# Fubini theorem and double integrals

I'm just wondering to know why Fubini theorem does not apply in evaluating the area of snowflakes and how we can evaluated by using double integral as the limit of a sum?

• What do you mean by the "snowflake" shape? – J. M. is a poor mathematician May 10 '11 at 3:41
• Are you referring to the Koch snowflake fractal? Might this have something to do with the boundary of curve having nonzero Lebesgue measure? – Elchanan Solomon May 10 '11 at 6:18
• Maybe you might be interested in this... – draks ... Apr 5 '12 at 18:11

Suppose that $A \subset \mathbb{R}^2$ is a snowflake.

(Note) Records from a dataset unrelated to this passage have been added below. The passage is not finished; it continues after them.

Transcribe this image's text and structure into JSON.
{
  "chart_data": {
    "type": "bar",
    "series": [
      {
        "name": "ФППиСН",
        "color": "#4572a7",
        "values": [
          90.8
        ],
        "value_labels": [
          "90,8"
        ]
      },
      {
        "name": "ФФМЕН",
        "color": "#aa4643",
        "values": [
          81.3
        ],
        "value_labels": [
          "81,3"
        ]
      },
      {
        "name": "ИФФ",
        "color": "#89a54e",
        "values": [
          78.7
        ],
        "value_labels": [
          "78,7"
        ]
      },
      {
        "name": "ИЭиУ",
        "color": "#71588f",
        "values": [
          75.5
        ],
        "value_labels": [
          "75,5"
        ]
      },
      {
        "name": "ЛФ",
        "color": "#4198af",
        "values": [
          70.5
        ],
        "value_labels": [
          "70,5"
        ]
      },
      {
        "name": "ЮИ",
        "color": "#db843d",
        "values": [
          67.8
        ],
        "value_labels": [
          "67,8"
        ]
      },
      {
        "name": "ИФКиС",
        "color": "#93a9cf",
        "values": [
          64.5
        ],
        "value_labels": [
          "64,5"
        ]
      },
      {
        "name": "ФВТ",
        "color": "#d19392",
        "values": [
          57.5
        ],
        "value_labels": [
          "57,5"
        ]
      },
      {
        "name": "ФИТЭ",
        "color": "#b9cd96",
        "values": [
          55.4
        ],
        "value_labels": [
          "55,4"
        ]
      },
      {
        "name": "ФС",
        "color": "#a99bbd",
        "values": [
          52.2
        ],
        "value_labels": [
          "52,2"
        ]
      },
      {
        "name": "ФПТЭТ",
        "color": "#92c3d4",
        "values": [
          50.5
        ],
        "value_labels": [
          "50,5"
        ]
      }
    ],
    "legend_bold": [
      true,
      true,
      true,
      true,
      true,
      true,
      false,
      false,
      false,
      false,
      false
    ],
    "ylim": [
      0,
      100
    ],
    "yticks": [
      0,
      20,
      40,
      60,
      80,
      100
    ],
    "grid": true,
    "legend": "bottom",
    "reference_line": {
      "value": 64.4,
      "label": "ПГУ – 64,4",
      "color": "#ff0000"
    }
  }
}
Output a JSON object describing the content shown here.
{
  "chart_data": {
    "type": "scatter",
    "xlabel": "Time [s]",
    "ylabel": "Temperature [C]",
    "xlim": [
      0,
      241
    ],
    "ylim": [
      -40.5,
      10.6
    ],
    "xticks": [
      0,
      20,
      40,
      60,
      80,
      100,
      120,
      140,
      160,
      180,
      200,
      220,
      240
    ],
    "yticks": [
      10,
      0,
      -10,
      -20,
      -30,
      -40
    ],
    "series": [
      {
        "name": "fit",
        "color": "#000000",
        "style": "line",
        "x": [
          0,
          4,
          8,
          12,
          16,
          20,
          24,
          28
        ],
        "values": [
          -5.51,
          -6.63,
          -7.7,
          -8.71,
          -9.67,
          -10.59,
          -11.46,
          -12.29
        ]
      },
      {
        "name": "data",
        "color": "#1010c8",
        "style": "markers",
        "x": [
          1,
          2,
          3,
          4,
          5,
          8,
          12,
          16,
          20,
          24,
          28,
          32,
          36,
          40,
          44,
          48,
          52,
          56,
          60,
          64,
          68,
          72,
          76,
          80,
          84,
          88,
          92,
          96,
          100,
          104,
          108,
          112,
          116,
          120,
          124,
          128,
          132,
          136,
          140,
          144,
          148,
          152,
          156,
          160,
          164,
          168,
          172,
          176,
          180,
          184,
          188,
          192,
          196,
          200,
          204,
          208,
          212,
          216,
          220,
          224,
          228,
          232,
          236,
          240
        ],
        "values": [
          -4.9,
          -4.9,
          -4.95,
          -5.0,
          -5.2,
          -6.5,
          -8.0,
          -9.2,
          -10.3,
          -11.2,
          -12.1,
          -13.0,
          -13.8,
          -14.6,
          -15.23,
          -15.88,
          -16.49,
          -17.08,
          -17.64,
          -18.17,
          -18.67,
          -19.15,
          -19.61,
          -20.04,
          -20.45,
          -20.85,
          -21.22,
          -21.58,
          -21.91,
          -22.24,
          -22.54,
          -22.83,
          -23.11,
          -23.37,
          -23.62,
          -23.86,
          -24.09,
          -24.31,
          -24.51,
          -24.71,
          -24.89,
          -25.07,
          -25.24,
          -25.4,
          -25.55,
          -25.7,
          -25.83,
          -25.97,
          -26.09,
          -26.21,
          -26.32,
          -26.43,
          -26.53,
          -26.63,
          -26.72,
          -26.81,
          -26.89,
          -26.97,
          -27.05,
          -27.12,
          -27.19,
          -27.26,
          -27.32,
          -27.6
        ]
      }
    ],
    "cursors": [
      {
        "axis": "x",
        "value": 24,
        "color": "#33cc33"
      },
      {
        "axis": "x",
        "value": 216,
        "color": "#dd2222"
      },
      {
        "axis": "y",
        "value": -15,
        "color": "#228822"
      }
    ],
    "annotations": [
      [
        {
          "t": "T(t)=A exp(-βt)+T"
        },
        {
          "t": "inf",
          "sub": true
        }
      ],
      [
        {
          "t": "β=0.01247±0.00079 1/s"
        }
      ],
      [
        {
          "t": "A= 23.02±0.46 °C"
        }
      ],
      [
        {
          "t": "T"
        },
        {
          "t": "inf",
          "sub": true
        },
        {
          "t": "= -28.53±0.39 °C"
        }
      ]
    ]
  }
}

Recall that the characteristic function of $A$ is $$\chi_A(x,y) = \begin{cases} 1, & (x,y) \in A,\\ 0 & (x,y) \notin A\end{cases}.$$ Remember that the area of $A,$ which we call $\mu(A),$ equals $$\mu(A) = \iint_{\mathbb{R}^2} \chi_A(x,y)\,dx\,dy.$$
For any sufficiently nice function $f:\mathbb{R}^2 \to \mathbb{R},$ let us define $f^{\uparrow}:\mathbb{R}\to\mathbb{R}$ by $f^{\uparrow}(x) = \int_{\mathbb{R}} f(x,y) dy.$ Similarly, let us define $f^{\rightarrow}(y) = \int_{\mathbb{R}} f(x,y) dx.$ Then Fubini's theorem tells us that $$\int_\mathbb{R} f^{\uparrow}(x) dx = \int_{\mathbb{R}} f^{\rightarrow}(y) dy = \iint_{\mathbb{R}^2} f(x,y) dx\,dy.$$
If we wanted to apply this to a formula for $\mu(A),$ we would have to calculate one of the functions $f^{\uparrow}$ or $f^{\rightarrow},$ and then integrate it. But if $A$ is a snowflake, $\chi_A$ is very complicated, and $f^{\uparrow}$ is complicated, and $f^{\rightarrow}$ is very complicated, so their integrals are very difficult to evaluate directly.